Cain and Abel; one brother murders another over favoritism, God speaks out, and again there are consequences, but Cain is not punished, not killed, rather God places the sign on him to protect.

God must go to see what is going on in Sodom and Gomorrah. Abraham, knowing his nephew lives there and also knowing the situation, intercedes. He persists. Six times he does this; and on the Seventh it will be God’s decision to preserve or not. (does that sound familiar). God will willingly save all for just the minimum.

The greatest crime against God…the execution of his Son. The expedient justice of humanity; kill the one so that the many may live, so that the Romans will not attack them. The justice of humanity because Jesus offends their egos, their ideas of justice, their idea of God because Jesus dared to show compassion for the sick, the sinner, the foreigner; Jesus forgave, Jesus dared to touch the untouchable…all against the so-called law.

So what was the Father’s justice against this great crime?

Jesus teaches us in the Gospel, not just a method of prayer, but he reveals the Father and the Father’s way. Jesus reveals his own strength, the “why” of his life.
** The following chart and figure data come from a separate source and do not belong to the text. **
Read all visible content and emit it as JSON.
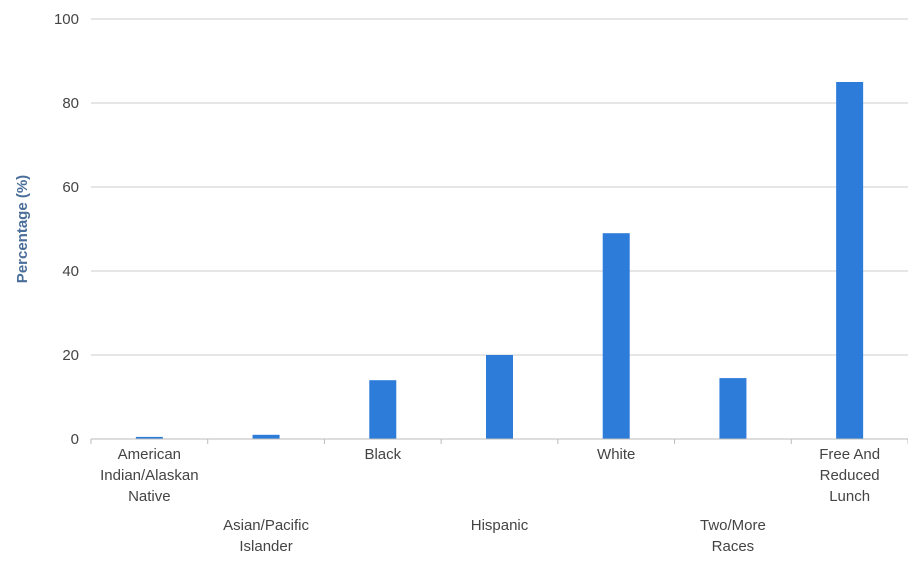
{
  "chart_data": {
    "type": "bar",
    "title": "",
    "xlabel": "",
    "ylabel": "Percentage (%)",
    "ylim": [
      0,
      100
    ],
    "yticks": [
      0,
      20,
      40,
      60,
      80,
      100
    ],
    "grid": true,
    "categories": [
      "American Indian/Alaskan Native",
      "Asian/Pacific Islander",
      "Black",
      "Hispanic",
      "White",
      "Two/More Races",
      "Free And Reduced Lunch"
    ],
    "category_label_lines": [
      [
        "American",
        "Indian/Alaskan",
        "Native"
      ],
      [
        "Asian/Pacific",
        "Islander"
      ],
      [
        "Black"
      ],
      [
        "Hispanic"
      ],
      [
        "White"
      ],
      [
        "Two/More",
        "Races"
      ],
      [
        "Free And",
        "Reduced",
        "Lunch"
      ]
    ],
    "values": [
      0.5,
      1,
      14,
      20,
      49,
      14.5,
      85
    ],
    "bar_color": "#2e7cd9",
    "axis_color": "#bbbbbb",
    "grid_color": "#cccccc"
  }
}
The Father is not some abstract distant being, he is Abba, Dad, intimate and present; who desires us to be in union, in the family.

This same Dad, this same Abba will give to us our needs, needs that are truly good and good for others; if we but ask.  Abba does not demand satisfaction, no payment; Abba does not demand proof first; first and last month’s rent, down payments, social security numbers, background checks, citizenship proof…

The disciple of Christ follows Jesus to the Father, and from the Father finds divine justice: based on compassion, based on mercy, based on restoration, based in salvation.  

The Father’s justice for the crime against his Son was the resurrection, it was forgiveness, compassion.  

We who call ourselves Christian, Catholic, disciples, believers..this too must become our justice. God calls us to this justice; this is how the kingdom is built, this is how the Father’s will be done on earth as it is in heaven.